Multimodale Therapie ist wichtig
„Für die multimodalen Therapieansätze von Fatigue erfordert es einen Behandlungsplan, der die individuellen Gegebenheiten des Patienten berücksichtigt“, betont Jentschke. Wichtig sei eine gute Ernährung (Vitamin B 6 und B 12 und Folsäure bestimmen lassen), eine zufrieden stellende Schlafqualität, die Aufrechterhaltung von sozialen Kontakten trotz Drang zum Rückzug und Selbsthilfegruppen. In allen Etappen der Tumorerkrankung spielt körperliche Aktivität eine wichtige Rolle: Als Unterstützung der begleitenden Therapie, im Rahmen der Reha als Verbesserung der Funktion und der Heilungschancen und zur Reduktion eines Rezidivrisikos.
Gerade Yoga kommt zur Fatigue-Reduktion eine besondere Rolle zu. Das hätten auch eigene Studien des 2016 etablierten „Schwerpunktes für komplementäre Onkologie und integrative Medizin“ des Würzburger Universitäts-Tumorzentrums bewiesen. In einem multimodalen Therapieansatz werden hier unter anderem angeboten: 1. Naturheilverfahren (Pflanzen- und Wassertherapie, Akupunktur, Chinesische Medizin, Homöopathie). 2. Körper-Seele-Verfahren (Autogenes Training, Meditation, Muskelentspannung, Hypnose, Qi Gong, Yoga) und 3. Ernährungs- und Sportberatung. Sprechstunden nach Vereinbarung 0931 / 201-70970.
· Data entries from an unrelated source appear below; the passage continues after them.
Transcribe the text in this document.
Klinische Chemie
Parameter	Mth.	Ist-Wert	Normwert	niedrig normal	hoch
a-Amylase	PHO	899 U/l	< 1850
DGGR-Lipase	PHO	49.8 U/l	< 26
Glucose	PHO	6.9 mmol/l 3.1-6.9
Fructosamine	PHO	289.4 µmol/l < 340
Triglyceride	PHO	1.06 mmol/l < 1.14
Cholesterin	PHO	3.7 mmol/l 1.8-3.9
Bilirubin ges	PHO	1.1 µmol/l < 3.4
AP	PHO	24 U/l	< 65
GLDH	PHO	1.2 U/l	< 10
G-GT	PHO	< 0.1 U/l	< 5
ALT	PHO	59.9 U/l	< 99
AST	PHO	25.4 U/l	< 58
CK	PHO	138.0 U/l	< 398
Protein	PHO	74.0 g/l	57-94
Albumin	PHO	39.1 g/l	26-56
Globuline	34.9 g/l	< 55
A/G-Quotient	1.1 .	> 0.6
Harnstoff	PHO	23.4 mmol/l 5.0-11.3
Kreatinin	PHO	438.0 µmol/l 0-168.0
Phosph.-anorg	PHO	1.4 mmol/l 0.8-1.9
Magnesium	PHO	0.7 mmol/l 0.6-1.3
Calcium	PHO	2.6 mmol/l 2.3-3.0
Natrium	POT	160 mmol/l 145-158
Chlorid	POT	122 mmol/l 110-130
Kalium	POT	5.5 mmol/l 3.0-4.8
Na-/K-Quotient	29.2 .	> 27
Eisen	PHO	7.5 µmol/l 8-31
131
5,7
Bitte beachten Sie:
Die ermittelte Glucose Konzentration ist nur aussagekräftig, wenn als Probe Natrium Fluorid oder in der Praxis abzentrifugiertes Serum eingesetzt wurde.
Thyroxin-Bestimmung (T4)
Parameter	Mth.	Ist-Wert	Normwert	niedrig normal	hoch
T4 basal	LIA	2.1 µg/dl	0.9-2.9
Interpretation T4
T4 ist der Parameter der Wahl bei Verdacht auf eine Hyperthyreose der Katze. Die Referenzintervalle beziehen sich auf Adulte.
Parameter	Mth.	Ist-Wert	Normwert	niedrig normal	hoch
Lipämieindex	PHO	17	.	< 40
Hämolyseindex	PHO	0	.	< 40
Die Referentin berichtet ausführlich von den von ihr geleiteten Yoga-Kursen: Schon nach einer achtwöchigen Trainingsphase seien Angst, Depressionen und Fatigue signifikant zurückgegangen. Für 92 Prozent der Teilnehmer habe sich die Erfolgserwartung erfüllt. Tatsächlich verringere Yoga unter Achtsamkeit basierten Bedingungen Angst, mindere die Fatigue- und Stresssymptomatik, erhöhe die Lebensqualität und das Selbstwertgefühl und mache die Therapie besser verträglich.
„Raus aus dem Hamsterrad“
Der „Tempel der Gesundheit“ bestehe aus den Säulen Bewegung, Entspannung, Atmung, Ernährung und Selbsthilfe, erklärt Jentschke. „Die Patienten müssen lernen, auf sich selbst, auf ihre eigenen Bedürfnisse zu achten, und diese dann auch umzusetzen“, betont die Referentin. Viele hätten das bisher nie gemacht oder gewagt. „Sie müssen raus aus ihrem bisherigen Hamsterrad.“ Dazu zitiert sie eine Patientin: Warum habe ich erst durch die Erkrankung und die Therapie erfahren, wie gut es tut, sich zu spüren?
„Trotz der Erkrankung Freude empfinden“, das sei zunächst nur ein guter Rat, schließt Dr. Jentschke. Um ihn verwirklichen zu können, sei die Frage hilfreich: Was hat mir schon immer Freude bereitet? Was kann ich neu erfahren? Die Zuhörer im voll besetzten Leo-Vortragssaal dankten der Psychologin aus Würzburg mit langem Beifall für ihren durch große Klarheit und Empathie gekennzeichneten Vortrag.
Doris Göb, Psychoonkologin und Leiterin der Krebsberatungsstelle im Leopoldina, verwies auf die beiden vierteiligen Yoga-Kurse, die am 6. September und am 18. Oktober in Schweinfurt beginnen. Darüber hinaus bietet die Beratungsstelle eine Vielzahl von Vorträgen und Kursen an, von denen hier einige erwähnt werden: Was tun gegen Nebenwirkungen der Chemotherapie, Frauengruppe „Entspannen und visualisieren“, MammaCare-Methode, Kraftquelle Malen, Klangreise, Wander- und Sportgruppe.